Adding up the numbers, to maintain the value of their company, they need to grow their £21m by 16,1%.

After running these numbers, the mad flurry of activity undertaken by the founders paused. They boldly and purposefully replaced it with the following plan.

Plan to scale, grow and dominate segments in your industry

While 16.1% feels like a considerable number, scaling, growing, and dominating a few segments in your industry needs more. At least add another 3-5% to boldly set your year-on-year growth at a minimum of 20-23%.

A tough economy rewards companies that respond on the front foot ahead of the changed lived reality that their customers and clients face. 

Start by revisiting which customer segments you wish to dominate and reset your product-market fit to meet the new experiences demanded by these customers.
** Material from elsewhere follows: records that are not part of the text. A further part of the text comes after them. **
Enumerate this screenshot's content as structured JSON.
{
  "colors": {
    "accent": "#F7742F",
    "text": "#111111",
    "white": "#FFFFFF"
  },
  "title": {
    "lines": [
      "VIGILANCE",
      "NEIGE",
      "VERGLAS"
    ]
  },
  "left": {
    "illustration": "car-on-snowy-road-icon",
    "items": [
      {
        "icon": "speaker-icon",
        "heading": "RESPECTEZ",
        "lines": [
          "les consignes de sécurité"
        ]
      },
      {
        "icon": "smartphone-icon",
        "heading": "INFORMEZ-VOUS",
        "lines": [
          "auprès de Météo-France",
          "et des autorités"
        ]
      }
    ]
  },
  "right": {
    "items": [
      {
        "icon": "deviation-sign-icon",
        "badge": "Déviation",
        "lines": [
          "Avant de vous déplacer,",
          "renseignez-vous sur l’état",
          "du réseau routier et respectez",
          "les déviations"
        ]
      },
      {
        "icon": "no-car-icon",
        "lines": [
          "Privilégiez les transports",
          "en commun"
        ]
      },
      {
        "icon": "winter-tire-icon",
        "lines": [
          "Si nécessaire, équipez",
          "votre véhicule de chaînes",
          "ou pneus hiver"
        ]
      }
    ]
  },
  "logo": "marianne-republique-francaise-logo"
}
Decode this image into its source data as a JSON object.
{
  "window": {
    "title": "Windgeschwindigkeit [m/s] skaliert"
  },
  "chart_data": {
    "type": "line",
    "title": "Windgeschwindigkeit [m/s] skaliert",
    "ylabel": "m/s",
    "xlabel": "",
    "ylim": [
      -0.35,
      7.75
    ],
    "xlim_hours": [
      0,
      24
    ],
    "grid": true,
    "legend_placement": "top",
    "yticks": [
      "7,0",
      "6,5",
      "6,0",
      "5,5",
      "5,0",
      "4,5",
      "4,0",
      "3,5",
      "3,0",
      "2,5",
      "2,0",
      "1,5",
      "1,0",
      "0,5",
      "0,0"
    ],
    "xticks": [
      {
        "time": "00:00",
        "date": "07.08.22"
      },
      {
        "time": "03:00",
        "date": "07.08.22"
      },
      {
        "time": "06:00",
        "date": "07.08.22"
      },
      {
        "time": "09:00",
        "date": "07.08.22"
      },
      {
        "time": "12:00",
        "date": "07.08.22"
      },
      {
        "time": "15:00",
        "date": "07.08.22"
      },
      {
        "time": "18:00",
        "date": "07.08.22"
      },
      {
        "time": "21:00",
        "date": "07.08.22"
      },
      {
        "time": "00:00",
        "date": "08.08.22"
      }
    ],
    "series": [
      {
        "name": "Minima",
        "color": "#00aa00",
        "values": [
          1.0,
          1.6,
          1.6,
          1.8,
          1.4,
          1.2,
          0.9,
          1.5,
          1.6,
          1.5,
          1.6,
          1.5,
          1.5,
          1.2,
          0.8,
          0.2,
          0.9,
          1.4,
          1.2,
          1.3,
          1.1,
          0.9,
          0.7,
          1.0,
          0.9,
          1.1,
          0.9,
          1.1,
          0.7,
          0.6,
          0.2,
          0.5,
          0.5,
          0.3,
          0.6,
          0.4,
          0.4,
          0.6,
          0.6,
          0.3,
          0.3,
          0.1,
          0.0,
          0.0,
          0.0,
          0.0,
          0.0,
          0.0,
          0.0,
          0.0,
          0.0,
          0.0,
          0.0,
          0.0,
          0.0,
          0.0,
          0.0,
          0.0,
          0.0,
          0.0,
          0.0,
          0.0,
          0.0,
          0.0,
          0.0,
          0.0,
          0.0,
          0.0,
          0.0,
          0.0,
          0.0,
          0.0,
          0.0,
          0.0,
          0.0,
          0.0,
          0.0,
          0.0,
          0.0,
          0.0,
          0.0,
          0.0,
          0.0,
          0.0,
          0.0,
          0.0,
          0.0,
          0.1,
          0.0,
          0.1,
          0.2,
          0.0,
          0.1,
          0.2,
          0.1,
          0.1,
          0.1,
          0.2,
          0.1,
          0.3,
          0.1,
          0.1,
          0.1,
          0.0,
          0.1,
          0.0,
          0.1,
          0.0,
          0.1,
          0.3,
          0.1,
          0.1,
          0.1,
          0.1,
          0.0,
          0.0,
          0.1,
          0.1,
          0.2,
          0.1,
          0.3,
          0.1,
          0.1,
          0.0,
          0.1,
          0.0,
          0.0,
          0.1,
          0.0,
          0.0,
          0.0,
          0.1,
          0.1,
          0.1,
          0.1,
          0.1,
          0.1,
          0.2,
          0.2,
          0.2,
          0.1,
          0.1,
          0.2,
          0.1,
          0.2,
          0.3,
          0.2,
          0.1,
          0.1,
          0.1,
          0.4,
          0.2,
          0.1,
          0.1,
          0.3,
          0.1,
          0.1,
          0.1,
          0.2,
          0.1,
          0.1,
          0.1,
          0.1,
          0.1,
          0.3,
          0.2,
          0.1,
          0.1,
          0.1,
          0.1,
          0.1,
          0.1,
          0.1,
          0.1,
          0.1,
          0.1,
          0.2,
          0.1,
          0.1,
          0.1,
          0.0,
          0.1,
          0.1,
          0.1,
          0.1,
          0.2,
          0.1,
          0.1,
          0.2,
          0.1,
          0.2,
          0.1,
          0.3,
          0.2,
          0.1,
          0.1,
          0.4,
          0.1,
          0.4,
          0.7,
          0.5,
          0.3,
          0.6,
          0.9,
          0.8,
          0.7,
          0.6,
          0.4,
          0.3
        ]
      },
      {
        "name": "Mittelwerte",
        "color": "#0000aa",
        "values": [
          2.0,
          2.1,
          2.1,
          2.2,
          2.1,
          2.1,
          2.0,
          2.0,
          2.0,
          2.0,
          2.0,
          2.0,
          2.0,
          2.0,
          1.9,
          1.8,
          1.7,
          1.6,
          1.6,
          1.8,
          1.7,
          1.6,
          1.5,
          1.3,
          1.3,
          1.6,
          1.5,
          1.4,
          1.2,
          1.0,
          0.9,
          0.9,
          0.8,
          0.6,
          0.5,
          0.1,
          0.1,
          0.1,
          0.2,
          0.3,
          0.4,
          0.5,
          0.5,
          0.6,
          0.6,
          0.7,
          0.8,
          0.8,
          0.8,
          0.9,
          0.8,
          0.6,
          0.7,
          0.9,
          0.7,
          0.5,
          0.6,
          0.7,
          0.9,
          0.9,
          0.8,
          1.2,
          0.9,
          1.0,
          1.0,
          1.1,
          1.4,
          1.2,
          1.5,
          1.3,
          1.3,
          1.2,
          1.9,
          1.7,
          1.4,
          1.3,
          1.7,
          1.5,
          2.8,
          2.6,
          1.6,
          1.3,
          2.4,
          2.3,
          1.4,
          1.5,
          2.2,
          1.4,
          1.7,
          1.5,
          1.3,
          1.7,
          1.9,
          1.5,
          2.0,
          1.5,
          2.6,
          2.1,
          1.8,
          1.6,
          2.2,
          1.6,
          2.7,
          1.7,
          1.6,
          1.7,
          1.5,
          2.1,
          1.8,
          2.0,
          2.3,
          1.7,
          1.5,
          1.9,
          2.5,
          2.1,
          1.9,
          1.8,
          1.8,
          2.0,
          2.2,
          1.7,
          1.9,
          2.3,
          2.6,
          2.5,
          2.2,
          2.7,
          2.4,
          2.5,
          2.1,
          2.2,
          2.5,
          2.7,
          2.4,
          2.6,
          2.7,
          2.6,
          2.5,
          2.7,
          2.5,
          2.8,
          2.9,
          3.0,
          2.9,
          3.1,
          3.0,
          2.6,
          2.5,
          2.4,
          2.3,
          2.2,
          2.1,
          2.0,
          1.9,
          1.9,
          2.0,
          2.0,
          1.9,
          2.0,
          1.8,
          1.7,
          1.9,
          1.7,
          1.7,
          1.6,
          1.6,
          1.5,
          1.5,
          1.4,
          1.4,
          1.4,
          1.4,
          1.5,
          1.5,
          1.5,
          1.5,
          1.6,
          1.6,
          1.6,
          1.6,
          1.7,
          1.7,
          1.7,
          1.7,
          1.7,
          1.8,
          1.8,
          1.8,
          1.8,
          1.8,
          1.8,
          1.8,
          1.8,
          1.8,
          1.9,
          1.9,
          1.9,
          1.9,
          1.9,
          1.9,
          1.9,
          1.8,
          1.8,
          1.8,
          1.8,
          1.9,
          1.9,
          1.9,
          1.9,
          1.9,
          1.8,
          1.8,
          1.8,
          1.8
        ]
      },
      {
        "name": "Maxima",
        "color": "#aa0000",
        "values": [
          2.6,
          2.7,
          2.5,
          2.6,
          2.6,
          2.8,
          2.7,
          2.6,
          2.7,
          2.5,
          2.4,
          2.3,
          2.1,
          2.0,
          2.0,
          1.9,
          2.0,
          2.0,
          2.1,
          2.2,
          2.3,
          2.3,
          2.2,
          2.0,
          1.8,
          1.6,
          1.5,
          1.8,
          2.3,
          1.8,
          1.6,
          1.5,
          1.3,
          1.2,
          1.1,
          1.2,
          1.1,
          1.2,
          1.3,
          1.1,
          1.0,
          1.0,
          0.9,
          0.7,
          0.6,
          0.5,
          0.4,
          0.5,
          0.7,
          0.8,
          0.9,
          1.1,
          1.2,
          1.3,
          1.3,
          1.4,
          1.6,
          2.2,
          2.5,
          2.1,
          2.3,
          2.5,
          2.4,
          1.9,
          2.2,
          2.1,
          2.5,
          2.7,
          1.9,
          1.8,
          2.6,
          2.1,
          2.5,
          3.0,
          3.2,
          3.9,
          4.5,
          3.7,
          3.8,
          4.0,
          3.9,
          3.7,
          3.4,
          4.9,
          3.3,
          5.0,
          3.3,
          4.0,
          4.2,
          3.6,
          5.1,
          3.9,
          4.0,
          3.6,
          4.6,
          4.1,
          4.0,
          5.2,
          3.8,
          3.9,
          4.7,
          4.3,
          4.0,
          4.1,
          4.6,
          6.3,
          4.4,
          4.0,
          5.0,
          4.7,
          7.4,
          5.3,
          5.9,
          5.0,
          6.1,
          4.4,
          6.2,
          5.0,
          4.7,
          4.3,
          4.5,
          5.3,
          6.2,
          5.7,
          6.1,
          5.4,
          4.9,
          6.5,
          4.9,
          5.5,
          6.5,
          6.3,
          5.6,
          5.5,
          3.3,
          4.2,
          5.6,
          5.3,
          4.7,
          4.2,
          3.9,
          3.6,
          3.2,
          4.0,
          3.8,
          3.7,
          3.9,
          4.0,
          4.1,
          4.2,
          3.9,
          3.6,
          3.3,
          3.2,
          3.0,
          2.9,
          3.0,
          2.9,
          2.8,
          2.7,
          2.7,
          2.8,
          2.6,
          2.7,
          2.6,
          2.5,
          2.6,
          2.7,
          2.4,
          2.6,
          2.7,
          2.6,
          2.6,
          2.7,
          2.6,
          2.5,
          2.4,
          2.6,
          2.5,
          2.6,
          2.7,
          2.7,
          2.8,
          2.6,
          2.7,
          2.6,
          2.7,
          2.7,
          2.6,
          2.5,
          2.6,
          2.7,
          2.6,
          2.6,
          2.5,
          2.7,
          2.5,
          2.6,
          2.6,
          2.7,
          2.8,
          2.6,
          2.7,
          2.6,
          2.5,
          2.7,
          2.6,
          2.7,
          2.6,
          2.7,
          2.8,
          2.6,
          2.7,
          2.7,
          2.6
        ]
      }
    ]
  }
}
Next, articulate these experiences into your commercial activities, processes and systems. Done with your team, not alone, helps create accountability and enables effective delegation. 

The result will be a simple, relevant, crisp strategy defined against a well-defined market segment. It will be a commercial system honed to service that market, empowered and led by a purposeful team. It will generate organic growth and resuscitate the value and dividend stream you once enjoyed. Valuably, it will release your time to lead the 20-30% that this economy offers.

Yup, I know, I said 20%. However, done this way, 30% year-on-year growth is likely, so why not!